Medical techniques can include discontinuing diuretics and other prescription meds that increase urination or prescribing drugs that can help control incontinence.


If other treatments fail to work, surgery may be called for. Depending on the incontinence’s type and cause, this could be bladder neck suspension, collagen injections around the urethra, or implanting a sacral nerve stimulator or artificial sphincter.


It may feel odd to read this, but in many ways incontinence care and senior care have things in common.
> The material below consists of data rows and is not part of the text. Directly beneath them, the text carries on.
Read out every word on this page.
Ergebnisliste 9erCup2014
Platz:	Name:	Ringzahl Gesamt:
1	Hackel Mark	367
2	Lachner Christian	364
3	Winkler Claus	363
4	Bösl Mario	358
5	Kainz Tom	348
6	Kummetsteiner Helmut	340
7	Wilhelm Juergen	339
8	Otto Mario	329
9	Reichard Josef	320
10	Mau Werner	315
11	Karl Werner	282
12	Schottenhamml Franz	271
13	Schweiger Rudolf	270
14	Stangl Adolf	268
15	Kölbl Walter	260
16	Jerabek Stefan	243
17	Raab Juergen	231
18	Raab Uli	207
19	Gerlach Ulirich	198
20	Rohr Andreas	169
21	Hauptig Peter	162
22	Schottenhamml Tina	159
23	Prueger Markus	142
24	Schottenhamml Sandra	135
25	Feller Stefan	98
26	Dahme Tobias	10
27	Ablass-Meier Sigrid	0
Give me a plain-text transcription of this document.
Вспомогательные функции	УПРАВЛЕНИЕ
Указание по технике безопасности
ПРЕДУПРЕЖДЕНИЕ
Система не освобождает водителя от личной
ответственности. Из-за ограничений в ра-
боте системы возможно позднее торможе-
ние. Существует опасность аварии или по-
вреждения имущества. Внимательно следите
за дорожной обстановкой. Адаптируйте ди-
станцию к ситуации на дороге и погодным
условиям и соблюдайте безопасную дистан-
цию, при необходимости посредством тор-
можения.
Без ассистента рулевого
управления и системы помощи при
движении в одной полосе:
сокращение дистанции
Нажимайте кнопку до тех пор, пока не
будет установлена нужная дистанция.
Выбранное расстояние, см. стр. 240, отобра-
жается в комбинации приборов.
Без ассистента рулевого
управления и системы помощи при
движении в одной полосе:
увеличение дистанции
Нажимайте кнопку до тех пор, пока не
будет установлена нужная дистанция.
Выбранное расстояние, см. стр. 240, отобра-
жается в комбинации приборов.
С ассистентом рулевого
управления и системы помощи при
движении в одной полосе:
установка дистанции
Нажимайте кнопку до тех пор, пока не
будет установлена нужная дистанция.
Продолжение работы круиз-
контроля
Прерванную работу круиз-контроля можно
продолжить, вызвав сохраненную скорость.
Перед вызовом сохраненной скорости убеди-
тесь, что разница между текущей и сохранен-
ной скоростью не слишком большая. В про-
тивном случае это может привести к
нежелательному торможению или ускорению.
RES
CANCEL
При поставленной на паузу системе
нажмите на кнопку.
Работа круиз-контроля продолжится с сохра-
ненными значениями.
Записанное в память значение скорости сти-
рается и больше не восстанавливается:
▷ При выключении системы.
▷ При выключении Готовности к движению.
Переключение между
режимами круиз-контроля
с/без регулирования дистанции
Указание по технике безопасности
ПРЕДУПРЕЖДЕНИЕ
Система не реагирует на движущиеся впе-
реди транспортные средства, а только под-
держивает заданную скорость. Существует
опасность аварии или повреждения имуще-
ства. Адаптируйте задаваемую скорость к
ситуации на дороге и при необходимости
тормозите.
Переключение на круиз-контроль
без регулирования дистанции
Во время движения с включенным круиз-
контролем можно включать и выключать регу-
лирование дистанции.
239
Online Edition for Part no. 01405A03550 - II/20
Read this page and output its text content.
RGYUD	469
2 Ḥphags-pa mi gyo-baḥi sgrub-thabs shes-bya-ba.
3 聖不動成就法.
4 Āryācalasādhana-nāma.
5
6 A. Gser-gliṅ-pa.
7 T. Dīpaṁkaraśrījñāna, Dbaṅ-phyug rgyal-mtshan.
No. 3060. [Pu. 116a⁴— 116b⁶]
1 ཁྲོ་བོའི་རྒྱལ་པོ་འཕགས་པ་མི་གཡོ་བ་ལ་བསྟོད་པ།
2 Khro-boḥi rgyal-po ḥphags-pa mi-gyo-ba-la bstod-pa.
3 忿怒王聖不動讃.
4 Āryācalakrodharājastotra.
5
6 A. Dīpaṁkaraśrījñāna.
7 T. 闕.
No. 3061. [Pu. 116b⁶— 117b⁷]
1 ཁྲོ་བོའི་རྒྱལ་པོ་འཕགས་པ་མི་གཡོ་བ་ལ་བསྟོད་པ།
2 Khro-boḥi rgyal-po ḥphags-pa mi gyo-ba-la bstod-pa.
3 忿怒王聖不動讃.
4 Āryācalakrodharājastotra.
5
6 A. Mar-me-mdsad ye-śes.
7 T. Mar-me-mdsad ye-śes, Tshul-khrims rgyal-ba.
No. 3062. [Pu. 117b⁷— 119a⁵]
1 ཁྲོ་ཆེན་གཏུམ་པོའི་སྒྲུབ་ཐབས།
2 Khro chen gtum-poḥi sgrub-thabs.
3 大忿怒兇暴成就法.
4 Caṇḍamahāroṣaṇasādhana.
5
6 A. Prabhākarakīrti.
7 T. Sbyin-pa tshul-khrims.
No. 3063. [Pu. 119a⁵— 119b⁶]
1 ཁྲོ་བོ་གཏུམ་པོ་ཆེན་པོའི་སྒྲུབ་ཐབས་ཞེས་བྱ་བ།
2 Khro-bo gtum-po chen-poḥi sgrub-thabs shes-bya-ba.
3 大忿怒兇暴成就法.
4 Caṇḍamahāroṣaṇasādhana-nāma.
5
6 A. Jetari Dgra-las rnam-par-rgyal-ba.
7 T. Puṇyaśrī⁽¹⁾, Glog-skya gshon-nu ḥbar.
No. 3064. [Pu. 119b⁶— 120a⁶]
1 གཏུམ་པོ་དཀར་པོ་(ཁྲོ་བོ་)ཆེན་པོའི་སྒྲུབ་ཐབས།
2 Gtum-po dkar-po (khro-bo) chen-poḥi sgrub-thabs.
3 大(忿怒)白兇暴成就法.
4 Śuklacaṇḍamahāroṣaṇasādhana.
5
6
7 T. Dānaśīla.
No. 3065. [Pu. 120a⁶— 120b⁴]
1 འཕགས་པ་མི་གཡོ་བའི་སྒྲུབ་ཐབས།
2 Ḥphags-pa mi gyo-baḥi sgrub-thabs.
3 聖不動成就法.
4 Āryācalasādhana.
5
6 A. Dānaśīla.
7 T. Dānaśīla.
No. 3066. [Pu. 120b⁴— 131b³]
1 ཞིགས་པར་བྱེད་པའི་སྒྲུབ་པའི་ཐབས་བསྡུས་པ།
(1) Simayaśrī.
Both deal with multiple issues arising from multiple causes. Both affect not only someone’s physical condition, but also their emotional state, their quality of life, and their independence. And both call for much more than superficial knowledge of the patient or client.


That’s why, before we do anything else for clients, we get to really know them, and their families, through our thorough three-part needs assessment. We learn about not just their state of health, but also their state of mind, the state of their family and social relationships, and their individual values, preferences, interests and hobbies, schedules, and overall lifestyles.


Then, and only then, do we custom-design a holistic senior care management plan that delivers the specific care they need while avoiding the waste of money and independence that often comes with care they don’t need.